US inventories have risen to an elevated level relative to sales, suggesting that the 3-5 year Kitchin stockbuilding cycle is about to turn down. Together with slowing real narrow money expansion, this casts doubt on 2016 growth prospects.

A post in August 2014 argued that US economic fluctuations can be explained by the interaction of three cycles: the 3-5 year Kitchin stockbuilding cycle; the 7-11 year Juglar business investment cycle; and the 15-25 year Kuznets housebuilding cycle. Severe recessions, such as 2008-09 and 1974-75, occur when the three cycles reach a trough in the same year.

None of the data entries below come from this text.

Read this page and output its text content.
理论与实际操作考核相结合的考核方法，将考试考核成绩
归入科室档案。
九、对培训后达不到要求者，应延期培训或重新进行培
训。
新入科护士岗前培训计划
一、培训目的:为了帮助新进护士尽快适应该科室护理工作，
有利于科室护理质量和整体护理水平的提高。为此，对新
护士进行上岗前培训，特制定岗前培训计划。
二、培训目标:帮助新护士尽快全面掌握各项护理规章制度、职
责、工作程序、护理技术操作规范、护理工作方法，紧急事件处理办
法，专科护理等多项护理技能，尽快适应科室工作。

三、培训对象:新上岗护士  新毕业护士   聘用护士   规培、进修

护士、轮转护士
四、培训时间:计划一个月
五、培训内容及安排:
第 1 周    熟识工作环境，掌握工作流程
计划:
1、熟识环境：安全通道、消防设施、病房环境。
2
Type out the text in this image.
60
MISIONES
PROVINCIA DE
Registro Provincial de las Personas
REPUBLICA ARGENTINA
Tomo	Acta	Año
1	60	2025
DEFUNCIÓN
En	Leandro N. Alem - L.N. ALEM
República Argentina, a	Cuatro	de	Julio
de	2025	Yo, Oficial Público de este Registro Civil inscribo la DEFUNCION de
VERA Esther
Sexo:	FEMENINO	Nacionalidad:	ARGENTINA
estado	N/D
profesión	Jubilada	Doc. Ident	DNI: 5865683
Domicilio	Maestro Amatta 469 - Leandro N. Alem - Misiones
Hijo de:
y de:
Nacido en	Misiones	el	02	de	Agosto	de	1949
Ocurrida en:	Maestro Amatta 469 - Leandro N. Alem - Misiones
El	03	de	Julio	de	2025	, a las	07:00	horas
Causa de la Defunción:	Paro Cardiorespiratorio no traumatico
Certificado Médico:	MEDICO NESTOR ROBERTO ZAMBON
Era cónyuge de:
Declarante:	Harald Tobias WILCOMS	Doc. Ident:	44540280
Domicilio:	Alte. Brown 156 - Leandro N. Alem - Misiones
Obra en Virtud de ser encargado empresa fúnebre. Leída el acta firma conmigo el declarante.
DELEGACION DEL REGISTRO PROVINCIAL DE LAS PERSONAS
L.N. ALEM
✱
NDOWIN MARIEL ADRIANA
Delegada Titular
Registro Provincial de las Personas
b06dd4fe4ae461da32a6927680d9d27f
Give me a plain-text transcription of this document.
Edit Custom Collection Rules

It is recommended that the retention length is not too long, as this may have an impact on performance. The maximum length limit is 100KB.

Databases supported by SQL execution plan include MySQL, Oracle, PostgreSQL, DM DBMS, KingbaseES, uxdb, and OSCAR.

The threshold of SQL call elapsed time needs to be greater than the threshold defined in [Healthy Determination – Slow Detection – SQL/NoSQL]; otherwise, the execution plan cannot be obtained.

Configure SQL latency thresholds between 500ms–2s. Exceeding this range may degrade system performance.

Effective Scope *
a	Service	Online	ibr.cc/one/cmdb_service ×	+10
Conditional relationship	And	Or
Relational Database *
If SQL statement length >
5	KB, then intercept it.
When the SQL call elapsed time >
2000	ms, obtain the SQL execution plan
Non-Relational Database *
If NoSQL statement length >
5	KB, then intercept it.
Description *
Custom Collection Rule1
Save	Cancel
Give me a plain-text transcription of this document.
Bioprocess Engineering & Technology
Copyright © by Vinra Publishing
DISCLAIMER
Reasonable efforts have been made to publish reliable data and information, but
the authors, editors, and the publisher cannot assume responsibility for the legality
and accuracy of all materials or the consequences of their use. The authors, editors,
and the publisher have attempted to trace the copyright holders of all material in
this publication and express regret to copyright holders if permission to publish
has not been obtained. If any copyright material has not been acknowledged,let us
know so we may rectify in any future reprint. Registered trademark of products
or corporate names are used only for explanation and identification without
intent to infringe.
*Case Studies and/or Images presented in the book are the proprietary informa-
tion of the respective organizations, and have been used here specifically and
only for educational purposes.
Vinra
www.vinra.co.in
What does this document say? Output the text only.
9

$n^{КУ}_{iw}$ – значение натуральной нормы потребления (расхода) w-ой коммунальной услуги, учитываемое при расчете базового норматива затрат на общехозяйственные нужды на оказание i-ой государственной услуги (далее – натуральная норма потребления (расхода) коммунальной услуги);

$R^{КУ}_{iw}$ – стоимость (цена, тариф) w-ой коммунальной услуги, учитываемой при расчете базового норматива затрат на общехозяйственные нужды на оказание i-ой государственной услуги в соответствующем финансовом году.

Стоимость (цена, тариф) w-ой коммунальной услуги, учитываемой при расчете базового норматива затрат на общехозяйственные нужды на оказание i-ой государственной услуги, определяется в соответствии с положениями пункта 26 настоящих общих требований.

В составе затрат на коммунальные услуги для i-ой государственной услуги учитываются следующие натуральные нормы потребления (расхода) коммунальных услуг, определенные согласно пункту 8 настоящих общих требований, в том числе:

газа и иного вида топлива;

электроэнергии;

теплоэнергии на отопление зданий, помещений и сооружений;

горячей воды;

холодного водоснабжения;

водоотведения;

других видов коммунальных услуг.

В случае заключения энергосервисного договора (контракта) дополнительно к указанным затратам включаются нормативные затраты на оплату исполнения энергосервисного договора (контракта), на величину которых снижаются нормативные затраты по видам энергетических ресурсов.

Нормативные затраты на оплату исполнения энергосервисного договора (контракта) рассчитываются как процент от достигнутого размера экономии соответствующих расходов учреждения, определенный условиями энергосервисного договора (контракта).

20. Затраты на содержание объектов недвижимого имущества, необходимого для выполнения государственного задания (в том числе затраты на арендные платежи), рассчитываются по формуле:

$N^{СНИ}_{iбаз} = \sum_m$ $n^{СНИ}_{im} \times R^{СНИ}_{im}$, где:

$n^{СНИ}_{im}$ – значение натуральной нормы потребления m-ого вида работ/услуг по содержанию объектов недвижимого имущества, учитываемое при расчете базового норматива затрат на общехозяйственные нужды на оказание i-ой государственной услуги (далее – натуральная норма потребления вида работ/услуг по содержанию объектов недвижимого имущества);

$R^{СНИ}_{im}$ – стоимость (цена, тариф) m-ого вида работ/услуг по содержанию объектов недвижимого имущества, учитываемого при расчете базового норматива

The post suggested that the Kitchin cycle last hit bottom in 2012. GDP grew by just 1.3% in the year to the fourth quarter of 2012, with economic weakness contributing to the Fed’s decision to launch QE3 in September. If this dating is correct, the cycle is scheduled to reach another low between 2015 and 2017.

A key indicator of the status of the Kitchin cycle is the ratio of inventories to final sales. The ratio typically moves significantly above its trend at cycle peaks, falling beneath it at troughs. It was above trend in the first and second quarters of 2015, with the deviation larger than at the last cycle peak in 2010 – see first chart.

A return of the ratio to trend requires a cut in the stock of inventories and / or a rise in final sales. With real money expansion slowing, final sales are unlikely to surge. Suppose that they grow by 2.5% over the coming year. The stock of inventories would then need to be held stable to return the ratio to sales to trend in 12 months’ time.

Inventories, however, were still rising fast in the second quarter – by the equivalent of 0.7% of GDP. A fall in the rate of change to zero, therefore, would imply a drag on GDP of this magnitude.

If the inventories to sales ratio were to fall beneath trend, as usually occurs at Kitchin cycle troughs, the implied drag would, of course, be larger.

As noted in the previous post, Kitchin cycle downturns, in isolation, are not usually associated with recessions. The Kuznets housebuilding cycle remains in an upswing. The Juglar business investment cycle is scheduled to reach another low between 2016 and 2020. Juglar downturns are almost always preceded by a profits squeeze. Economic profits* have stagnated over the past year but are not weak enough to suggest a fall in investment – second chart.

With prospects for business spending softening, personal consumption and housebuilding will need to make stronger contributions if GDP growth is to be sustained at its recent pace.

*Economic profits adjust for stock appreciation and over / underreporting of depreciation.